The Manor Age Appropriate Parents Guide
Lets take a look at what parents need to know before letting their kids watch The Manor.
Language: The Manor contains some harsh language with profanity used throughout. Lookout words include: f*ck, sh*t, hell, creep and d*mn.
Mature Content: One of the biggest lookouts in the film is the violent content it contains. There is a soul-sucking force haunting the residents of The Manor. Characters are murdered and the staff treats the residents in a forceful manner, even strapping them in their beds against their will. This film may be very triggering for those dealing with a loved one who is suffering from dementia. There are also scenes which show characters drinking alcohol and smoking marijuana.
The Manor writer/director Axelle Carolyn has made quite a name for herself in the horror genre, having directed episodes of American Horror Story: Double Feature and The Haunting Of Bly Manor. Carolyn has kept her creepy winning streak going in the new Blumhouse film bringing the suspense, awareness, and an ending that will have your jaw dropping to the floor.
Barbara Hershey stars in the films leading role playing Judith, an elderly former dancer who recently had a stroke and checked herself into an assisted living facility. I have to give the film credit for creating a film with a leading role being a female over 70 years of age. And Hershey nails the role as Judith, delivering a multifaceted character who dotes on and nutures her grandson while also possessing confidence and the ability to stand up for herself; including cussing out anyone who gets in her way.
What makes this film truly stand out above the rest is how close to home it may hit for some.

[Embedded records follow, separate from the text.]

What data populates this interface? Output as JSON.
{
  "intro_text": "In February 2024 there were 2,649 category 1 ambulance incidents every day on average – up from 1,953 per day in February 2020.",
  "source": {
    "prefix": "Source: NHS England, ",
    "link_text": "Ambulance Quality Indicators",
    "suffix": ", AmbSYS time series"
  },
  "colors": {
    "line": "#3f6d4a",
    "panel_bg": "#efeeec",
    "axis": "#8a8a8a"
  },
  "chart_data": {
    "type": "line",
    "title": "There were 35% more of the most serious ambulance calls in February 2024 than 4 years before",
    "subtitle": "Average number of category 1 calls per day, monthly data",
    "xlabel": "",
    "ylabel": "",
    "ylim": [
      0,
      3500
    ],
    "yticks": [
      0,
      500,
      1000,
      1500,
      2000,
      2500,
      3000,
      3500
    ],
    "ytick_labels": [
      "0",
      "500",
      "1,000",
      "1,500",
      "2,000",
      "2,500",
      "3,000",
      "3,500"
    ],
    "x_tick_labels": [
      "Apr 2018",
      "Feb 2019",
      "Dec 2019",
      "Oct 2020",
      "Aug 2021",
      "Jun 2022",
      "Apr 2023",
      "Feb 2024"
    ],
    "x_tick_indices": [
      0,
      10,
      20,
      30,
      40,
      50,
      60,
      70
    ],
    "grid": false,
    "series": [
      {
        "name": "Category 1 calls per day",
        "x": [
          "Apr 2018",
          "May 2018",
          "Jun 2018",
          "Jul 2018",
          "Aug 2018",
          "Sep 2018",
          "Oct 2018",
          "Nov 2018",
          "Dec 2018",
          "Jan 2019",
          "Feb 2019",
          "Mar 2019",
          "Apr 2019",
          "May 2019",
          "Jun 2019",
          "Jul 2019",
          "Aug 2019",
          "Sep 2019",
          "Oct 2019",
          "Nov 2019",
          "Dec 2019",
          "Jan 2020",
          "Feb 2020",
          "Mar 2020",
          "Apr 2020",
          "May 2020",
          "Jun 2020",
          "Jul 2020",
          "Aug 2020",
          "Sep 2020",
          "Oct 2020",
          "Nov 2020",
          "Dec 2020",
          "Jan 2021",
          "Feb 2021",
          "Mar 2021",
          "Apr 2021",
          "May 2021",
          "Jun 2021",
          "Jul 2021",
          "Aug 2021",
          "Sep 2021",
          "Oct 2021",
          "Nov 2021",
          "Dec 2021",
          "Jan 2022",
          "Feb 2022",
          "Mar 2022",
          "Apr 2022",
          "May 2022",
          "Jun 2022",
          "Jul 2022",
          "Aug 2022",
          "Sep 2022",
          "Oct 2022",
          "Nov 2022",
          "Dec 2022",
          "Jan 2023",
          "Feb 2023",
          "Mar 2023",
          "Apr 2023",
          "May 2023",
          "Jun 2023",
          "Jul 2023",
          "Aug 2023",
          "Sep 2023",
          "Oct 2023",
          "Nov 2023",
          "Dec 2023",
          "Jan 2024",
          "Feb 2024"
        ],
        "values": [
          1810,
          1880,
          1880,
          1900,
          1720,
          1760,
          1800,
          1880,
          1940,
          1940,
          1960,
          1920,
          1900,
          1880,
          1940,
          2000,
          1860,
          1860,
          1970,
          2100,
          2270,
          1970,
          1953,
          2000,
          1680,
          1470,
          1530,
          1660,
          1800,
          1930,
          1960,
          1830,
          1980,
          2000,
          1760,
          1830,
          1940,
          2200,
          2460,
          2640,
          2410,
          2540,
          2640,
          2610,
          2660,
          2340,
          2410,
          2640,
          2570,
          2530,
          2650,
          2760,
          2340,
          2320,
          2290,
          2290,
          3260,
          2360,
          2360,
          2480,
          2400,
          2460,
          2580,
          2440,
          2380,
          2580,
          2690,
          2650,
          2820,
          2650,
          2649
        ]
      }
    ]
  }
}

In some countries, elderly people are treated with the utmost respect and are cared for, with multi-generations living in one home until the time of their death. But here in the States, age becomes a nuisance to family members where no matter how much you love and care for someone, somehow no one can be bothered to take care of them. Rarely it seems anymore that a son or daughter would open their home to an elderly parent who requires some level of help managing. More likely they would have them stay if they needed a live in babysitter, but if their age is causing a slight bit of disability, be it physical or mental, then suddenly there is just no way. So nursing homes start to fill up at a serious cost, not only financial but also the price the parent is forced to pay at the hands of under-trained, underpaid, and overly negligent staff. To think you live your whole just to end up old and in the way, it’s shameful, and The Manor manages to bring this dreadful feeling to the screen and that is where the real horror lies.